# My Halloween Collection



## Goblin (Jun 3, 2009)

This is stuff I have collected over the years. Sorry about the blurred pictures
it's my sister's camera. Some of the pieces are 25 years old or more.


----------



## morbidmike (Sep 11, 2009)

very cool goblin nostalgic halloween stuff is cool... is that an elvira figure above the orange witch bag??


----------



## RoxyBlue (Oct 6, 2008)

Are you sure the blurring is not from the camera holder?

I really like the vintage look of these pieces (although I'm not sure Elvira would be considered "vintage"). It makes me think of an old country store or antique shop.


----------



## stick (Jan 21, 2009)

Some good looking stuff there Goblin.


----------



## Goblin (Jun 3, 2009)

morbid mike said:


> very cool goblin nostalgic halloween stuff is cool... is that an elvira figure above the orange witch bag??
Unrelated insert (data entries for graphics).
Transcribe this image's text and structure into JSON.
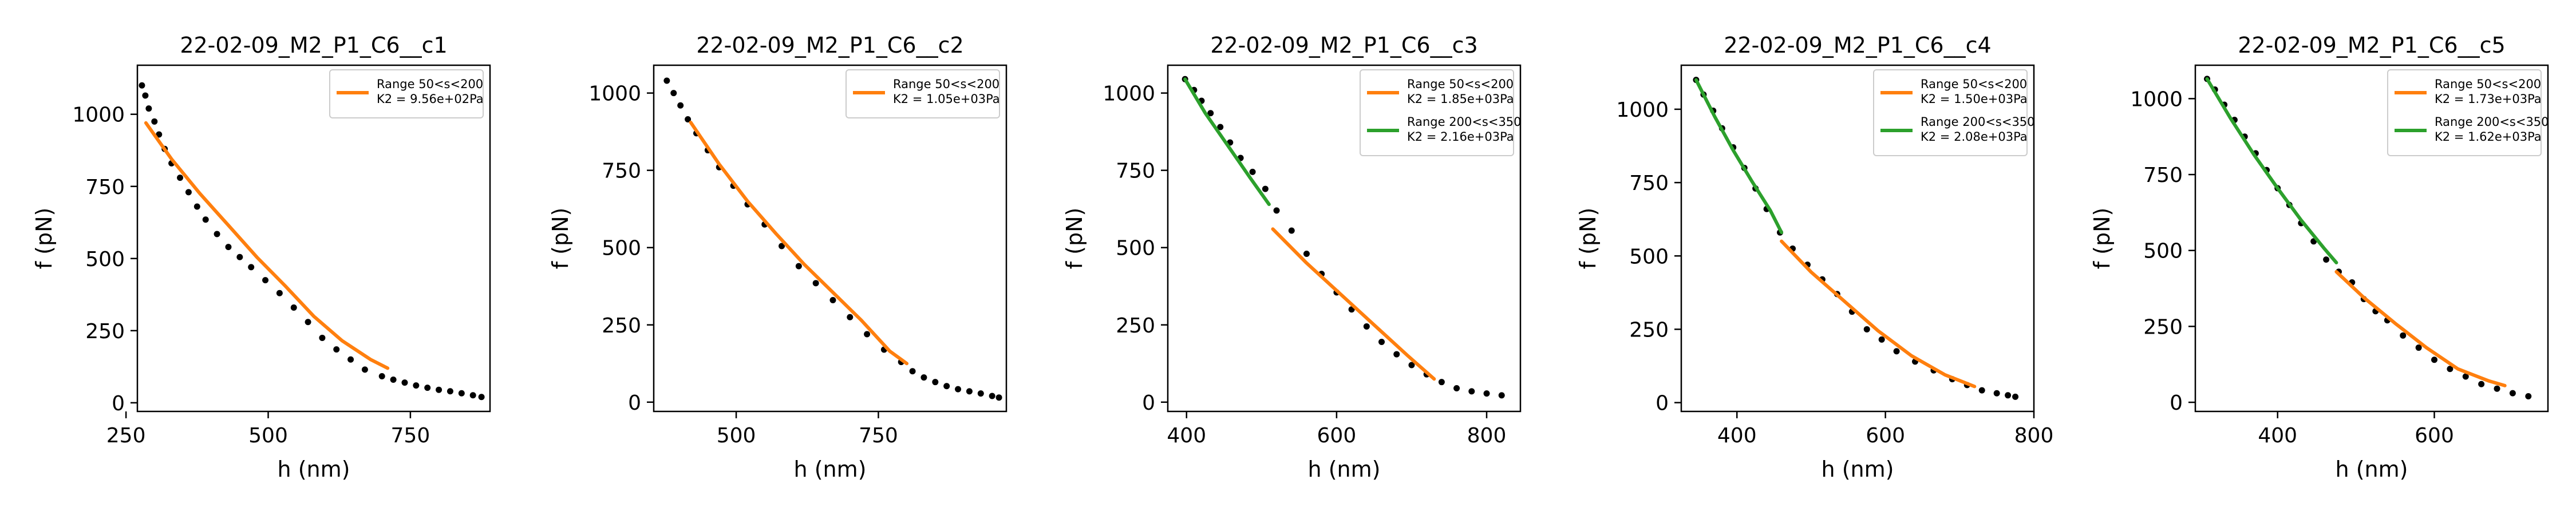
{
  "chart_data": [
    {
      "type": "scatter",
      "title": "22-02-09_M2_P1_C6__c1",
      "xlabel": "h (nm)",
      "ylabel": "f (pN)",
      "xlim": [
        270,
        890
      ],
      "ylim": [
        -30,
        1170
      ],
      "xticks": [
        250,
        500,
        750
      ],
      "yticks": [
        0,
        250,
        500,
        750,
        1000
      ],
      "legend_position": "top-right",
      "grid": false,
      "scatter": {
        "color": "#000000",
        "x": [
          278,
          284,
          290,
          300,
          308,
          318,
          330,
          345,
          360,
          375,
          390,
          410,
          430,
          450,
          470,
          495,
          520,
          545,
          570,
          595,
          620,
          645,
          670,
          700,
          720,
          740,
          760,
          780,
          800,
          820,
          840,
          860,
          875
        ],
        "y": [
          1100,
          1065,
          1020,
          975,
          930,
          880,
          830,
          780,
          730,
          680,
          635,
          585,
          540,
          505,
          470,
          425,
          380,
          330,
          280,
          225,
          185,
          150,
          115,
          92,
          80,
          70,
          60,
          52,
          45,
          40,
          33,
          26,
          20
        ]
      },
      "series": [
        {
          "name": "Range 50<s<200",
          "legend_line2": "K2 = 9.56e+02Pa",
          "color": "#ff7f0e",
          "x": [
            285,
            330,
            380,
            430,
            480,
            530,
            580,
            630,
            680,
            710
          ],
          "y": [
            970,
            845,
            725,
            615,
            505,
            405,
            300,
            215,
            150,
            120
          ]
        }
      ]
    },
    {
      "type": "scatter",
      "title": "22-02-09_M2_P1_C6__c2",
      "xlabel": "h (nm)",
      "ylabel": "f (pN)",
      "xlim": [
        355,
        975
      ],
      "ylim": [
        -30,
        1090
      ],
      "xticks": [
        500,
        750
      ],
      "yticks": [
        0,
        250,
        500,
        750,
        1000
      ],
      "legend_position": "top-right",
      "grid": false,
      "scatter": {
        "color": "#000000",
        "x": [
          378,
          390,
          402,
          415,
          430,
          450,
          470,
          495,
          520,
          550,
          580,
          610,
          640,
          670,
          700,
          730,
          760,
          790,
          810,
          830,
          850,
          870,
          890,
          910,
          930,
          950,
          962
        ],
        "y": [
          1040,
          1000,
          960,
          915,
          870,
          815,
          760,
          700,
          640,
          575,
          505,
          440,
          385,
          330,
          275,
          220,
          170,
          130,
          100,
          80,
          65,
          52,
          42,
          35,
          28,
          20,
          15
        ]
      },
      "series": [
        {
          "name": "Range 50<s<200",
          "legend_line2": "K2 = 1.05e+03Pa",
          "color": "#ff7f0e",
          "x": [
            420,
            470,
            520,
            570,
            620,
            670,
            720,
            770,
            800
          ],
          "y": [
            905,
            770,
            650,
            545,
            445,
            355,
            265,
            165,
            125
          ]
        }
      ]
    },
    {
      "type": "scatter",
      "title": "22-02-09_M2_P1_C6__c3",
      "xlabel": "h (nm)",
      "ylabel": "f (pN)",
      "xlim": [
        375,
        845
      ],
      "ylim": [
        -30,
        1090
      ],
      "xticks": [
        400,
        600,
        800
      ],
      "yticks": [
        0,
        250,
        500,
        750,
        1000
      ],
      "legend_position": "top-right",
      "grid": false,
      "scatter": {
        "color": "#000000",
        "x": [
          398,
          410,
          420,
          432,
          445,
          458,
          472,
          488,
          505,
          520,
          540,
          560,
          580,
          600,
          620,
          640,
          660,
          680,
          700,
          720,
          740,
          760,
          780,
          800,
          820
        ],
        "y": [
          1045,
          1010,
          975,
          935,
          890,
          840,
          790,
          745,
          690,
          620,
          555,
          480,
          415,
          355,
          300,
          245,
          195,
          155,
          120,
          90,
          65,
          45,
          35,
          28,
          22
        ]
      },
      "series": [
        {
          "name": "Range 50<s<200",
          "legend_line2": "K2 = 1.85e+03Pa",
          "color": "#ff7f0e",
          "x": [
            515,
            560,
            605,
            650,
            695,
            730
          ],
          "y": [
            560,
            450,
            350,
            250,
            150,
            75
          ]
        },
        {
          "name": "Range 200<s<350",
          "legend_line2": "K2 = 2.16e+03Pa",
          "color": "#2ca02c",
          "x": [
            398,
            425,
            455,
            485,
            510
          ],
          "y": [
            1045,
            935,
            830,
            725,
            640
          ]
        }
      ]
    },
    {
      "type": "scatter",
      "title": "22-02-09_M2_P1_C6__c4",
      "xlabel": "h (nm)",
      "ylabel": "f (pN)",
      "xlim": [
        325,
        800
      ],
      "ylim": [
        -30,
        1150
      ],
      "xticks": [
        400,
        600,
        800
      ],
      "yticks": [
        0,
        250,
        500,
        750,
        1000
      ],
      "legend_position": "top-right",
      "grid": false,
      "scatter": {
        "color": "#000000",
        "x": [
          345,
          355,
          368,
          380,
          395,
          410,
          425,
          440,
          458,
          475,
          495,
          515,
          535,
          555,
          575,
          595,
          615,
          640,
          665,
          690,
          710,
          730,
          750,
          765,
          775
        ],
        "y": [
          1100,
          1050,
          995,
          935,
          870,
          800,
          730,
          660,
          580,
          525,
          470,
          420,
          370,
          310,
          250,
          215,
          175,
          140,
          110,
          80,
          60,
          42,
          32,
          25,
          20
        ]
      },
      "series": [
        {
          "name": "Range 50<s<200",
          "legend_line2": "K2 = 1.50e+03Pa",
          "color": "#ff7f0e",
          "x": [
            460,
            500,
            545,
            590,
            635,
            680,
            720
          ],
          "y": [
            550,
            445,
            345,
            245,
            160,
            95,
            55
          ]
        },
        {
          "name": "Range 200<s<350",
          "legend_line2": "K2 = 2.08e+03Pa",
          "color": "#2ca02c",
          "x": [
            345,
            370,
            395,
            420,
            445,
            460
          ],
          "y": [
            1100,
            975,
            860,
            755,
            655,
            580
          ]
        }
      ]
    },
    {
      "type": "scatter",
      "title": "22-02-09_M2_P1_C6__c5",
      "xlabel": "h (nm)",
      "ylabel": "f (pN)",
      "xlim": [
        295,
        745
      ],
      "ylim": [
        -30,
        1110
      ],
      "xticks": [
        400,
        600
      ],
      "yticks": [
        0,
        250,
        500,
        750,
        1000
      ],
      "legend_position": "top-right",
      "grid": false,
      "scatter": {
        "color": "#000000",
        "x": [
          310,
          320,
          332,
          345,
          358,
          372,
          386,
          400,
          415,
          430,
          446,
          462,
          478,
          495,
          510,
          525,
          540,
          560,
          580,
          600,
          620,
          640,
          660,
          680,
          700,
          720
        ],
        "y": [
          1065,
          1030,
          980,
          930,
          875,
          820,
          765,
          705,
          650,
          590,
          530,
          470,
          430,
          395,
          340,
          300,
          270,
          220,
          180,
          140,
          110,
          85,
          60,
          45,
          30,
          20
        ]
      },
      "series": [
        {
          "name": "Range 50<s<200",
          "legend_line2": "K2 = 1.73e+03Pa",
          "color": "#ff7f0e",
          "x": [
            475,
            510,
            550,
            590,
            630,
            670,
            690
          ],
          "y": [
            430,
            345,
            260,
            180,
            110,
            70,
            55
          ]
        },
        {
          "name": "Range 200<s<350",
          "legend_line2": "K2 = 1.62e+03Pa",
          "color": "#2ca02c",
          "x": [
            310,
            340,
            370,
            400,
            430,
            460,
            475
          ],
          "y": [
            1065,
            935,
            815,
            705,
            600,
            505,
            460
          ]
        }
      ]
    }
  ]
}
Yes it is. Ordered another one but they canceled it, something about not
shipping just yet.


----------



## scourge999 (May 4, 2008)

Very cool collection Goblin. Orange and black are my favorite colors, lol. Is that a Creature from the Black Lagoon model bottom right in the 3rd picture?


----------



## Haunted Bayou (Feb 16, 2007)

I have that same "boo" candle. I have had it for over 20 years.


----------



## Howlinmadjack (Jul 20, 2009)

Sweet collection Goblin, I had some really cool halloween memorbilia about fifteen years ago that my mom left me, but unfotunately, hurricane Andrew wiped out all my possesions. I love the classic monsters collection in the third picture!!


----------



## Joiseygal (Sep 3, 2008)

Very nice collection Goblin. I can tell you take great pride in your display.


----------



## Dr Morbius (Sep 21, 2004)

Very nice display! I wonder about the Panda though...what is it's significance?


----------



## Goblin (Jun 3, 2009)

Thanks everyone. I have the full collection of the Universal Monster, including King
Kong and Godzilla. I hve recently got a model kit from the original War of the Worlds
complete with lazer beam. I am putting it together now. Don't know where the panda came from......maybe one of the kids set it there.


----------



## kprimm (Mar 14, 2009)

Nice collection,i love all the old nostalgic halloween stuff. I really like the old ben cooper and collegeville costumes,and i want to get my hands on a wowee witch whistle. I really like the old beistle decorations and the old blow mold stuff also.


----------



## fick209 (Aug 31, 2009)

I like the Panda Very cool stuff Goblin, excellent collection you have going!


----------



## Goblin (Jun 3, 2009)

I also have a two boxes of Halloween cards I have collected over the years. Some were bought, some were sent to me by friends and family.


----------



## scareme (Aug 29, 2006)

Very nice collection Goblin. I wish I had kept alot more of my things.


----------



## ScreamingScarecrow (Oct 1, 2008)

Nice! I wouldn't mind getting into a micro halloween display.


----------